The following is an excerpt of an email I wrote to a friend after drinking too much coffee. Please enjoy:
Speaking of fat, I weighed myself this morning. I’m on this new kick where I wake up feeling fat and hating myself and then in an odd masochistic twist, I decide to weigh myself. At this point I generally get very confused because I no longer have the ability to perceive weight via the English system, so the scale might as well say “Your weight: Rainbow.” It’s like having a stroke where certain words or images are no longer recognizable. I have that but with pounds. Weird right?
I weigh rainbow! My ideal weight! At last!
Actually, I think I might be onto a new invention here… a scale that, instead of stupid numbers, just has little pictures of unicorns, dolphins, rainbows, kittens, etc.
Don’t steal this idea.
Of course I guess if you got up one morning and used the new “I’m Pretty So Fuck Off” scale and it registered “dolphin,” that might just be another way of saying “whale.”

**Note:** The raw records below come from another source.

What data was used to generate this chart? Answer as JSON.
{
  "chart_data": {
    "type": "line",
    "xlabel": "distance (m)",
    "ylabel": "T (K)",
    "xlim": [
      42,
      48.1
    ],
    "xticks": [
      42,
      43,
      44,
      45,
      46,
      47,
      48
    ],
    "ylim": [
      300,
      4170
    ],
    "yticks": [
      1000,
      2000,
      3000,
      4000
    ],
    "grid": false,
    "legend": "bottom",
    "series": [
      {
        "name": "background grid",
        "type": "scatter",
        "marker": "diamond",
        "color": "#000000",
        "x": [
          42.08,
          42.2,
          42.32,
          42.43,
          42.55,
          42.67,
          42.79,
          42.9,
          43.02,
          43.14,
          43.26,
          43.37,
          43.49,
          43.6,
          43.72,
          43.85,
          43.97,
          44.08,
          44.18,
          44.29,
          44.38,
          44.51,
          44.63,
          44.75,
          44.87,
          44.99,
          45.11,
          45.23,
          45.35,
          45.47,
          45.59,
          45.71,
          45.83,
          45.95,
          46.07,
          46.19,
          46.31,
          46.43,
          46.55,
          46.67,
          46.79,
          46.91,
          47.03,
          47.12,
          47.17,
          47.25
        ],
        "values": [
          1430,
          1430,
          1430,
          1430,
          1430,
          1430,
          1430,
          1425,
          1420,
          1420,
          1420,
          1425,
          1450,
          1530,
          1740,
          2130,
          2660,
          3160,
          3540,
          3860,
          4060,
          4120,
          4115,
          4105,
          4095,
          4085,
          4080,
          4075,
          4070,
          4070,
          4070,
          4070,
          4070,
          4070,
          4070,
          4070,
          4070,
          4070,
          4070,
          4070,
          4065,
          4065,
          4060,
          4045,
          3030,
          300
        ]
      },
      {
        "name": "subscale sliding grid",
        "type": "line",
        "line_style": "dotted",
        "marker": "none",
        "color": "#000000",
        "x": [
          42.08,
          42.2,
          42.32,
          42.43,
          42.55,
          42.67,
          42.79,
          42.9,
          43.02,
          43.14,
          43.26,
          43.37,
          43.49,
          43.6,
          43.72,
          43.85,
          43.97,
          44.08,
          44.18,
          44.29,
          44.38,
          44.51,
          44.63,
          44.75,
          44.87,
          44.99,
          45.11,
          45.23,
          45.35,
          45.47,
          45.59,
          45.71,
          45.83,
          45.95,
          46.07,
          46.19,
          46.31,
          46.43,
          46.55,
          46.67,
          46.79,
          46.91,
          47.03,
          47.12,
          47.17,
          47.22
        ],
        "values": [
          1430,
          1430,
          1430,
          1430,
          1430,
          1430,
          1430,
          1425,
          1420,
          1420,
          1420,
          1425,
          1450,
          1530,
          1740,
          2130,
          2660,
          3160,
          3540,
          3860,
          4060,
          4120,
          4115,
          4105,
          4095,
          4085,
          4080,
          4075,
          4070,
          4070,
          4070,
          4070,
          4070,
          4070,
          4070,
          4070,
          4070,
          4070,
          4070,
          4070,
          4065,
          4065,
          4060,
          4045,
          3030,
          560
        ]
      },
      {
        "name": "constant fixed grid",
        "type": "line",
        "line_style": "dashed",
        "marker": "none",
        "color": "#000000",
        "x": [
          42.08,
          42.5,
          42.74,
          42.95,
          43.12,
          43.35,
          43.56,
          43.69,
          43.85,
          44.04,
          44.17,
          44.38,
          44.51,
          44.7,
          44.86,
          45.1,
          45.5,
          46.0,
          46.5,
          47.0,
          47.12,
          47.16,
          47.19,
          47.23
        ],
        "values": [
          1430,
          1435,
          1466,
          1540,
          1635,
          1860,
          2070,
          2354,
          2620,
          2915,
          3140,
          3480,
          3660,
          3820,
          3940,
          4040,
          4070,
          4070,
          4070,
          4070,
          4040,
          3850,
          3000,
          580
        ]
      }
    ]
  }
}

Ooooh, now the ideas are pouring in! What about a scale that’s intentionally mean? Say instead of numbers or kittens etc., you have things like Godzilla, a Semi truck with double trailer, Jabba the Hutt wearing a backpack filled with marbles. That could be awesome. I mean think about it. You already feel like a giant sack of watermelons, so you step on the scale and it confirms you’re worst fears, “Your weight: Cement truck buried under the rubble of a large building, with a herd of sea lions sun bathing on top.”
Feel better? Yeah, not really. But if I had that scale I would weigh myself daily then report my weight because… it would be funny and I’ve already given up any hope of wearing a swimsuit without Spanx ever again.